Perempuan itu masih sama, ia ada karena cahaya dan takada
saat tidak ada yang meneranginya. Ia bernama tapi tidak berjiwa. Ialah perempuan
itu yang berkata ya saat sinar berkata ya. Ialah perempuan yang berkata tidak
saat cahaya katakan tidak.
Hingga suatu hari ia sungguh limbung, cahaya ada tapi takada
kata. Ia hanya jadi bayangan yang takmenentu arah. Ia tak pernah tahu apa yang
dicarinya. Ia hanya mengikuti apa kata sinar. Entah dari matahari ataupun dari
bulan. Ia hanya mampu berkata apa yang dikatakan oleh mereka yang mampu
memberikan cahaya.
“Pergi ke sana kamu ia di sana kamu akan menemukan itu,”
kata sebuah bola lampu.
Maka ia pun mencari jalan ke sana. Ia bukanlah seseorang
yang kritis, ia tidak pernah peduli. Ia hanya
suka ada yang memberi petunjuk, ia hanya suka apa yang dikatakan orang lain. Ia
tidak pernah sadar bahwa suatu hari mungkin tidak ada lagi yang akan berkata
padanya apa yang harus ia lakukan.
Suatu ia kehilangan cahaya, takada sisa di sana. Ia goyah. Ia
bahkan takmampu berdiri.
“Ke mana aku harus bertanya?”
Ia bukan takpunya teman. Ia hanya takpunya diri. Ia tidak
menemu pada diri. Ia tidak pernah berusaha mencari dirinya. Ia mungkin suatu
saat akan luruh, pergi jika tidak segera mencari kaki untuk dirinya. Mencari jati
yang akan ia simpan di dalam dirinya.
Ia menyalahkan sekeliling.
“Ini karena kalian. Kalian bukan teman yang baik. Kalian tidak
mendukung aku. Katanya kalian temanku? Ke mana kalian saat aku butuh kalian,”
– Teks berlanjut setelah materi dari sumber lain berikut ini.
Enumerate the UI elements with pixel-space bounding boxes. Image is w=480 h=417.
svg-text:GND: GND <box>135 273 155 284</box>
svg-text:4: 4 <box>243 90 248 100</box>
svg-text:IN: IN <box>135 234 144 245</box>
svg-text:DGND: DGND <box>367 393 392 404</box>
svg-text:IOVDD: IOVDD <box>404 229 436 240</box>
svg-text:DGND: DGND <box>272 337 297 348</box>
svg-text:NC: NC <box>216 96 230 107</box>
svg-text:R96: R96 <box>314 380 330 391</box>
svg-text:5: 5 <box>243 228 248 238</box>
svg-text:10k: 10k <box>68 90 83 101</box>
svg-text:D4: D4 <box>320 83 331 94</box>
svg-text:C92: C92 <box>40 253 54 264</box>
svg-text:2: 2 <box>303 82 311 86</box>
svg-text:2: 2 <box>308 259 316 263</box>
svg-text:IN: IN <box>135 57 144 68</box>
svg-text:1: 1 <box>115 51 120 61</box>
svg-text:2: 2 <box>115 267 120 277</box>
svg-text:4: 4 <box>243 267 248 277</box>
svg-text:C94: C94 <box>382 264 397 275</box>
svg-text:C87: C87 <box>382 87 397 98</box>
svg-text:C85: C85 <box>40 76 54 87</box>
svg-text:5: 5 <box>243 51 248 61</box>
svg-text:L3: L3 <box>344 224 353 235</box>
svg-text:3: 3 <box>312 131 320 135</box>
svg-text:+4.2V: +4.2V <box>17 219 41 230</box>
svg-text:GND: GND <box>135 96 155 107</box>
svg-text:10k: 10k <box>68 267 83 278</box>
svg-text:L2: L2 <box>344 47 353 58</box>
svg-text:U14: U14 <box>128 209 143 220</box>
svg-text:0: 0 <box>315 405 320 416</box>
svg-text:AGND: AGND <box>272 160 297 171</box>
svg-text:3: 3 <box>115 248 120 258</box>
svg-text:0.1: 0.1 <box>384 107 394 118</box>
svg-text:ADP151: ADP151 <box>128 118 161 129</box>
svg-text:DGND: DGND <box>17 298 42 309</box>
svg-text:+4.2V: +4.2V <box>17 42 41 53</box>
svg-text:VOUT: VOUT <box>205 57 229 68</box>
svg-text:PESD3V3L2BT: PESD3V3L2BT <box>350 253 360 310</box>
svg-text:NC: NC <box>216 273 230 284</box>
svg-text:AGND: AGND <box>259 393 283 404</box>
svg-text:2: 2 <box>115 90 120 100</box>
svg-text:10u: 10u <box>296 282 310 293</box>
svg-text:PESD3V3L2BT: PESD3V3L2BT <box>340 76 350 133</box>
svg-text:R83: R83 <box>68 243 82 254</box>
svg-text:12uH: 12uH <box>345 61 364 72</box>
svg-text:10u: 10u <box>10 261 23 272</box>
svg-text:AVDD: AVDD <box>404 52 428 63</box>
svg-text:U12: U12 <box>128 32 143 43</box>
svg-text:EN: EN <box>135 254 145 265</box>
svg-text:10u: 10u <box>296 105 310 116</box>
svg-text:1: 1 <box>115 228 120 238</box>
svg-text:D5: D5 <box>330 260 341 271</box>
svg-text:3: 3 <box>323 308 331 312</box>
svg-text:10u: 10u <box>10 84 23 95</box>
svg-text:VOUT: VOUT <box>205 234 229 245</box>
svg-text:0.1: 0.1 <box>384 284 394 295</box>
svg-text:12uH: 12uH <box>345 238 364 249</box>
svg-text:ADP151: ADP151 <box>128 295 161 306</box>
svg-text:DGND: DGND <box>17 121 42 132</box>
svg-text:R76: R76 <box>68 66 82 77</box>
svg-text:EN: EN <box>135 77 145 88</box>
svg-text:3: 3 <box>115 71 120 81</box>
ungkap ia sambil meraung dan mengamuk.
Teman-teman ia mungkin bisa lebih marah, sebab mereka tahu
bahwa ia yang salah. Saat ia menggantungkan dirinya pada cahaya yang bukan
berasal dari dirinya. Saat ia berkata ya padahal harusnya tidak dan begitu pun
sebaliknya.
Bukankah membahagiakan semua orang adalah kesia-siaan?
Mereka tidak berseteru. Tidak saling mencaci. Mereka masih
mau berteman. Namun, mereka kehilangan arti. Mereka hilang dalam kata yang ada
hanya basa-basi yang membuat jengah, seperti tidak ada perkenalan dan kedalaman
makna yang pernah terjadi pada mereka.
Ia lalu menghilang. Seperti tanpa jejak. Ia bukan pergi
karena tidak ada sinar. Ia kini berdiri namun entah di kaki siapa. Entah siapa
yang menyinari. Ia menemukan kebahagiaan yang mungkin akhirnya ia ketahui. Sayangnya,
saat ia menemukan yang ia cari, ia mengubur masa lalunya. Menguburnya hingga
sumur terdalam. Takmenjawab saat ditanya. Takpernah berkata apa pun.
Teman-temannya bertanya-tanya ke mana ia pergi? Apakah ia
baik-baik saja? Apakah ia bahagia? Bukankah teman yang baik adalah yang siap
sedia seperti yang selalu diceritakan dalam tiap dongeng dan film-film.
Takada yang mampu menjawab. Ia terang dengan hidupnya dan
sisanya tetap harus melaju. Mereka tidak bersinggungan. Hanya saling mendoakan.